One example of how this can contribute to cardiometabolic dysregulation has been demonstrated in the pancreas. Here, the presence of viral RNA has been observed in islet cells concomitant with cellular release of cytokines and chemokines. Notably, these proinflammatory signals accompany decreased pancreatic release of insulin and a noted transdifferentiation of insulin-producing pancreatic β-cells — mimicking the pathological changes that are seen during diabetes development8. So far, it is still unclear to what extent this phenotype is driven by direct viral infection of pancreatic islet cells or by a cellular response to circulating cytokines and/or viral RNA.

Altered insulin signalling has also been demonstrated to occur in adipocytes during SARS-CoV-2 infection. Similar to observations in the pancreas, viral RNA could be readily detected in adipose tissues. This occurred in conjunction with increased levels of insulin resistance and altered signalling of pathways downstream of adiponectin, a hormone that regulates insulin sensitivity9. These data provide further mechanistic insight into how SARS-CoV-2 infection can cause systemic insulin dysregulation and thus potentially contribute to CMS progression7,8,9.

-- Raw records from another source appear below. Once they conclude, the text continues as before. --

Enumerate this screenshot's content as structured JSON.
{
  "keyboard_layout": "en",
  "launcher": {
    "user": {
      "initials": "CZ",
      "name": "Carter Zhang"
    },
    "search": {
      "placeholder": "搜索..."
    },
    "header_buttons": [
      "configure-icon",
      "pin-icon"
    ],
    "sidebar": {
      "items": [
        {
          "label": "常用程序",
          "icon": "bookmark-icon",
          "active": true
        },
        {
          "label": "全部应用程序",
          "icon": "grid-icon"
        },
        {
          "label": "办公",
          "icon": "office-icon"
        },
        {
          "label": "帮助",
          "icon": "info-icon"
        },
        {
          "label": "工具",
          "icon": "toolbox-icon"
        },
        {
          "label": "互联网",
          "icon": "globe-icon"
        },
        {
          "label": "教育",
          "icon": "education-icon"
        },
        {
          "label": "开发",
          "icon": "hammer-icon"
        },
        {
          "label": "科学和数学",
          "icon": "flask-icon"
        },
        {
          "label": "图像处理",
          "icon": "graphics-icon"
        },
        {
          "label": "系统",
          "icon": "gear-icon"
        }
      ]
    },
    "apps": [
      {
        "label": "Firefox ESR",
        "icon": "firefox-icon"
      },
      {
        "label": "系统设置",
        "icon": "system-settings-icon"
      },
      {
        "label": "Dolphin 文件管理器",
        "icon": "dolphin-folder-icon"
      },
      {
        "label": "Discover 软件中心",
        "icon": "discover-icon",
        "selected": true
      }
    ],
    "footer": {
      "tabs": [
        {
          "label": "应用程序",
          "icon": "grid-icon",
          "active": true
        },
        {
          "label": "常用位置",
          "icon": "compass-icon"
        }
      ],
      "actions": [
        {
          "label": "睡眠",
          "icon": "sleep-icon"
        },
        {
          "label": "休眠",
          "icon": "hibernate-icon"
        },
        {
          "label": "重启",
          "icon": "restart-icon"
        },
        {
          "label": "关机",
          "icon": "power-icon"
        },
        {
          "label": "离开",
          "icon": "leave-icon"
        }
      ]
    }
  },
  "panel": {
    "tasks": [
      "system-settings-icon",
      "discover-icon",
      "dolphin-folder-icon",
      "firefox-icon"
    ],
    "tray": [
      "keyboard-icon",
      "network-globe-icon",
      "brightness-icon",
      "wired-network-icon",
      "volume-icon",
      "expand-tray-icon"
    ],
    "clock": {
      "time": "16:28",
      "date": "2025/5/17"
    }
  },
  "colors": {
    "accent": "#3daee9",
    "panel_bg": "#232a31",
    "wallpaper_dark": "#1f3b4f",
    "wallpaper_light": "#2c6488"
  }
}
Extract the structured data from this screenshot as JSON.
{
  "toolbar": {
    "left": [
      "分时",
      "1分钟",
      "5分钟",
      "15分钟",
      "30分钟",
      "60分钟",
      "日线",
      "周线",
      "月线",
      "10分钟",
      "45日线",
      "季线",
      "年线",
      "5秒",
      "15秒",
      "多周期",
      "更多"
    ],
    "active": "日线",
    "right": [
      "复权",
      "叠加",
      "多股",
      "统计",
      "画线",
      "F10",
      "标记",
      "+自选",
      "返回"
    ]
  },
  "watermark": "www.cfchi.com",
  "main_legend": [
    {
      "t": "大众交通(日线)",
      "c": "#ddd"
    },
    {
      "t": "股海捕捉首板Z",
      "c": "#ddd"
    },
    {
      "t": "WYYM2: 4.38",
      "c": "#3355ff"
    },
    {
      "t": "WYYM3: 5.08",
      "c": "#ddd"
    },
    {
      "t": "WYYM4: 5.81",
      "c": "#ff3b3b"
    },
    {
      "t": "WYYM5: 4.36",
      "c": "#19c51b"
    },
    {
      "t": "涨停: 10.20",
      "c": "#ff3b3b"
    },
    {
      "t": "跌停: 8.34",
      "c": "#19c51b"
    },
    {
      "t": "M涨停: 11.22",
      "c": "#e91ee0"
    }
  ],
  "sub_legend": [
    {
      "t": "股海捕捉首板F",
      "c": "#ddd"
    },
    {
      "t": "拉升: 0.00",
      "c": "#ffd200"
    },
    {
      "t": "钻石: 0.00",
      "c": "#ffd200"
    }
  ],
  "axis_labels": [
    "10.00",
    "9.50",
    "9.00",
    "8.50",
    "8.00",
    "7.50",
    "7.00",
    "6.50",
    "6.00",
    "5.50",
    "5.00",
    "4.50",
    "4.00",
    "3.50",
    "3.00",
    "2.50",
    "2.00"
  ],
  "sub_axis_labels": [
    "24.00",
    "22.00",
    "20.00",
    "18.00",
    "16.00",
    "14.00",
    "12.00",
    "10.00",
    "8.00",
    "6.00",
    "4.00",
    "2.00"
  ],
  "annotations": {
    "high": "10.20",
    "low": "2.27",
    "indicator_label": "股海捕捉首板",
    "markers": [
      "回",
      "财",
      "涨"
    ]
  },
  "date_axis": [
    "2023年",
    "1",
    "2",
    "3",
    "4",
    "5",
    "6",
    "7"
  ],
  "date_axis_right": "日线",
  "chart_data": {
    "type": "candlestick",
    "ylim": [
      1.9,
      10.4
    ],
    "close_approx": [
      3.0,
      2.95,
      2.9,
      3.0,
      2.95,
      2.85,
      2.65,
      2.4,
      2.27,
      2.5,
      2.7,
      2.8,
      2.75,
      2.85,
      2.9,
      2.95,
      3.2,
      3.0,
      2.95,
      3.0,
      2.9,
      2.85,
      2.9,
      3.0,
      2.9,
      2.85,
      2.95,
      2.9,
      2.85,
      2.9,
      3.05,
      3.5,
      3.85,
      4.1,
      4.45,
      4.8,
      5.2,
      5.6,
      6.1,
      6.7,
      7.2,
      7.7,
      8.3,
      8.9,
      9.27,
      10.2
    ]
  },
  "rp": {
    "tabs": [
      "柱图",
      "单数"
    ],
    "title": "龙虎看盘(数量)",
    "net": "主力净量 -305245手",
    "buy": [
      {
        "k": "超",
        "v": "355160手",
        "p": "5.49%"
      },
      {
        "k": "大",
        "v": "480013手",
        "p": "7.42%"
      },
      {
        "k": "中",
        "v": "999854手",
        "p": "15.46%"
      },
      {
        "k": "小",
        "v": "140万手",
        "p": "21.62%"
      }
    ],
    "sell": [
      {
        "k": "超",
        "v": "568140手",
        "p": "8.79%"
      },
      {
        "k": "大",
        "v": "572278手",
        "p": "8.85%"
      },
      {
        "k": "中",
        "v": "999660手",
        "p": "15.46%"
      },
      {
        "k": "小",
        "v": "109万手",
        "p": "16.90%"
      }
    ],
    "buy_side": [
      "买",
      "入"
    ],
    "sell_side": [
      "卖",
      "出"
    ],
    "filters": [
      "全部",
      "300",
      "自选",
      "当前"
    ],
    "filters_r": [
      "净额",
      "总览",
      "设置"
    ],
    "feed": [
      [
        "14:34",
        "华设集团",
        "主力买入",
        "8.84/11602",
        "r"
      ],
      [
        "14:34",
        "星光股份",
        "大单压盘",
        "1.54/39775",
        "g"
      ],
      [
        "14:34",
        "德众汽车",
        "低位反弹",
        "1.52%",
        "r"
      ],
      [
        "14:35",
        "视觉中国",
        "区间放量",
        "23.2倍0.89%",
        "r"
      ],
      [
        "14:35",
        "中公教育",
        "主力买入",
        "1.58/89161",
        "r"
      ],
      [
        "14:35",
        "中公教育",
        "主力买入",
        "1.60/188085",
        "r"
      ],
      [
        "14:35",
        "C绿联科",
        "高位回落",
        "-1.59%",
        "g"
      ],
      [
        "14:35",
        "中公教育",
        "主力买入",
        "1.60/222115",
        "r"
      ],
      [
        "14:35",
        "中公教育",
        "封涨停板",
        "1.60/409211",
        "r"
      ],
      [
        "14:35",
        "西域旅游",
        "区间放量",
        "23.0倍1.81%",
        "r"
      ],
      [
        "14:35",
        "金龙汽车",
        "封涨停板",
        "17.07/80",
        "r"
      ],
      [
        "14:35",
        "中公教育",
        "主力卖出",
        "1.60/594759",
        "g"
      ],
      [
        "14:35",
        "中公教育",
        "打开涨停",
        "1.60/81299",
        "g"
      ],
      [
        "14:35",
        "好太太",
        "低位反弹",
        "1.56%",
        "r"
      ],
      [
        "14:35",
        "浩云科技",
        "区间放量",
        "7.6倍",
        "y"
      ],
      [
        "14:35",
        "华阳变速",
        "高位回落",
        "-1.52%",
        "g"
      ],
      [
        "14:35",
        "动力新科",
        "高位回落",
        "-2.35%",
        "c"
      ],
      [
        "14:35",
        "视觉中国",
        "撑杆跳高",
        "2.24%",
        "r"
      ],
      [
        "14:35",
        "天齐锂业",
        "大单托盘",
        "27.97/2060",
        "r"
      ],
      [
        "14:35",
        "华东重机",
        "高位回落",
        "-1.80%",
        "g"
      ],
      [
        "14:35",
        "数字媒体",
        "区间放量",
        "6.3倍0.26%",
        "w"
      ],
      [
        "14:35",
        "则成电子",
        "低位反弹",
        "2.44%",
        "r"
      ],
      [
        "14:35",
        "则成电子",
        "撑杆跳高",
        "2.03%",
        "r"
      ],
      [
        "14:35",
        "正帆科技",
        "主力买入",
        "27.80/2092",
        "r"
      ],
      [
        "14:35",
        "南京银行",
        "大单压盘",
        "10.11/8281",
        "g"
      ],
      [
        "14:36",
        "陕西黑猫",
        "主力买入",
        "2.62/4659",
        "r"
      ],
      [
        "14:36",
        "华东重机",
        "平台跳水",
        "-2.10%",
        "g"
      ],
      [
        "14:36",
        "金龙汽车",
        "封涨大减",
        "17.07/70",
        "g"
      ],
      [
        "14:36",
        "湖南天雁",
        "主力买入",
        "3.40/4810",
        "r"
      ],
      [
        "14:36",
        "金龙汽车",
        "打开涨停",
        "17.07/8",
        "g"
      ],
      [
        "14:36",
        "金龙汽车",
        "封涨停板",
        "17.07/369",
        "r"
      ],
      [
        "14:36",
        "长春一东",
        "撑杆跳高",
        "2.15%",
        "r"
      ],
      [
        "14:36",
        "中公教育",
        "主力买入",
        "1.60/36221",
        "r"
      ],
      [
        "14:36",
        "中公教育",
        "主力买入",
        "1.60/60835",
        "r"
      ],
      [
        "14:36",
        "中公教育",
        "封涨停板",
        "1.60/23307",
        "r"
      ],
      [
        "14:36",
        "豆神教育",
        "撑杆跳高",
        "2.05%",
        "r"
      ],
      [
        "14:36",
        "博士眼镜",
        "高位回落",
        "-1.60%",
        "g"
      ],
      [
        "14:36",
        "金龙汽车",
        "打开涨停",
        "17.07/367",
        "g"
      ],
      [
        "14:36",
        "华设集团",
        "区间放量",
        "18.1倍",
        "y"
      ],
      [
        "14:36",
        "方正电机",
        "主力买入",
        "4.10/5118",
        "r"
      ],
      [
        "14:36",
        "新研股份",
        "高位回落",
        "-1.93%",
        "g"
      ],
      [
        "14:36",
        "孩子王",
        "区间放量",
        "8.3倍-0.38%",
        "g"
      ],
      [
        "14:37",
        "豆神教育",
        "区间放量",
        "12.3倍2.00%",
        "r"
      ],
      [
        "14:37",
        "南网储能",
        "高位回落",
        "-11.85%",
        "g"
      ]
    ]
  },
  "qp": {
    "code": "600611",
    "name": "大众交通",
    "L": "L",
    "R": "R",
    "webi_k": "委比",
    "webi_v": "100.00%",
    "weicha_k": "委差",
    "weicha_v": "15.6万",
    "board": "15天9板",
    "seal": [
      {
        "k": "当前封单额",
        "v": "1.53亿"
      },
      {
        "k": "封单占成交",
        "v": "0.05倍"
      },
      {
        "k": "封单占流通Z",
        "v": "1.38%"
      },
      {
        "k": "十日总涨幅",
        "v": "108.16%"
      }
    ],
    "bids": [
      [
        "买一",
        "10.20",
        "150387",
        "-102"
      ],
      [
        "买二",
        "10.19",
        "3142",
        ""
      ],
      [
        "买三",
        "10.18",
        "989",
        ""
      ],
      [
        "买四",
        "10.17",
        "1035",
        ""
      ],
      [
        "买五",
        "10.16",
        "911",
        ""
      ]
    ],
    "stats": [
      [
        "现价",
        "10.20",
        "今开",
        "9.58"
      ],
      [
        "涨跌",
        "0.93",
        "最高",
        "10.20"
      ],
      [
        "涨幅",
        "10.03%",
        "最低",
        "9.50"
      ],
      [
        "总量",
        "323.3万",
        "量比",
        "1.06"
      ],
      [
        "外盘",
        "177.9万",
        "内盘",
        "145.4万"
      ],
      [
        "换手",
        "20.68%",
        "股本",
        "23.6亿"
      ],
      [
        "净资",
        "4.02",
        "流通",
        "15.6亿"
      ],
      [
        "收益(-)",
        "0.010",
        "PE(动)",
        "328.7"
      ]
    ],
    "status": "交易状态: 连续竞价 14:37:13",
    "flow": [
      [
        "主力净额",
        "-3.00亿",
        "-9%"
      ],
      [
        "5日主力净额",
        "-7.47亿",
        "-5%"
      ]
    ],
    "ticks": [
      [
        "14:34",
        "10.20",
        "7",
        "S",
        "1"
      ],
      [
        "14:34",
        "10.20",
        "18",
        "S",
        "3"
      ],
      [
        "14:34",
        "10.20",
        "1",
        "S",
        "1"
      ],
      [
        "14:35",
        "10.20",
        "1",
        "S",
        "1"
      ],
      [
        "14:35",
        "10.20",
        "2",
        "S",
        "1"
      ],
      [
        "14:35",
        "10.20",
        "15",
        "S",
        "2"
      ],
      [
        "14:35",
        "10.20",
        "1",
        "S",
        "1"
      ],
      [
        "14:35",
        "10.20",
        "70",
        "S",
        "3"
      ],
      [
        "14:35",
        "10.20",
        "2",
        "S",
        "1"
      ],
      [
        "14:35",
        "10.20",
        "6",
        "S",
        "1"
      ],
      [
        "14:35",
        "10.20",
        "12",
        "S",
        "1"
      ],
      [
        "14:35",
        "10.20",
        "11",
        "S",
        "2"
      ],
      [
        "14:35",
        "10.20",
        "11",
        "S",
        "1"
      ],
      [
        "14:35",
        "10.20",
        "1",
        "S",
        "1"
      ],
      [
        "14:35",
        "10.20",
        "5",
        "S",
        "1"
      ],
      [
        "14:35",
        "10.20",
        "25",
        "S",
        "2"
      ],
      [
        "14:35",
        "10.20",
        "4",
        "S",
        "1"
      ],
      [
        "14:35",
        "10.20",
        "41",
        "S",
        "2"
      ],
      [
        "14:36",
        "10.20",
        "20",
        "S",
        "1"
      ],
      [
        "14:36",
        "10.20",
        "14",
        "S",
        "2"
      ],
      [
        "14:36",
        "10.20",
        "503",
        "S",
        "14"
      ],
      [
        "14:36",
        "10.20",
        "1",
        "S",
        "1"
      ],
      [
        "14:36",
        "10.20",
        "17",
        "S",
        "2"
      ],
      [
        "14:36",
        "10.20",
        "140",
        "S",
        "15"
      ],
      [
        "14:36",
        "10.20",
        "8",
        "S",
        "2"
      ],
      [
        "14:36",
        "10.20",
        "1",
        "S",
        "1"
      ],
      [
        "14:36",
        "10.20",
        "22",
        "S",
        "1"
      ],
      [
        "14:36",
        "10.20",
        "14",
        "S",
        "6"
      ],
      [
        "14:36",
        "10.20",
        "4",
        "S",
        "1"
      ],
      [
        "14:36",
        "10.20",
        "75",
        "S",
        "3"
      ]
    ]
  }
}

A similar phenomenon is also observed for cardiovascular abnormalities present following acute SARS-CoV-2 infection. SARS-CoV-2 viral material has been detected in a subset of cardiac tissue from individuals who died from COVID-19, a result that can be phenocopied in the hamster model10. In response to infection with SARS-CoV-2, cardiomyocyte-mediated chemokine induction results in the infiltration of monocytes and other mononuclear cells, culminating in damage to the cardiac tissue10.

Together, these studies show that SARS-CoV-2 and the inflammatory environment it creates have a distinct ability to dysregulate processes and organs involved in cardiometabolic homeostasis, and that in individuals who already have alterations to these processes, COVID-19 is likely to exacerbate pathological abnormalities.

Currently, it remains unclear whether the Long COVID-linked increase in CMS-associated diseases is a result of damage to associated tissues during acute infection or an indirect response to the sustained inflammation thought to be a key player in Long COVID progression. In both cases, it is likely that virus-mediated immune dysregulation has a key role in pathogenesis. Whatever the cause, CMS-associated diseases are expected to represent a significant burden on the human population, and they should thus be recognized as a distinct and emergent feature of Long COVID2,3,4,5.

Given these data suggesting that SARS-CoV-2 infection is a risk factor for persistent symptomology and CMS progression, it would seem prudent to continue public health interventions to abrogate viral transmission. Furthermore, as the world now grapples with how to address the rapidly rising number of patients with Long COVID, it is important to prepare our health systems for an increased incidence of CMS-associated diseases over the coming months and years. This looming public health crisis will demand expansion of both health service and social service capabilities, as the necessary medical attention and reduced work capacity may be significant. In addition, there is a crucial need for more research into the specific mechanistic drivers of CMS progression in patients with COVID-19, both during active infection and following viral clearance. This will inevitably demand further elucidation of the role of immune and inflammatory factors in these processes. Identification and therapeutic targeting of the pathological processes driving this biology will be imperative for developing appropriate care regimens for both patients with Long COVID and patients with CMS-associated diseases moving forward.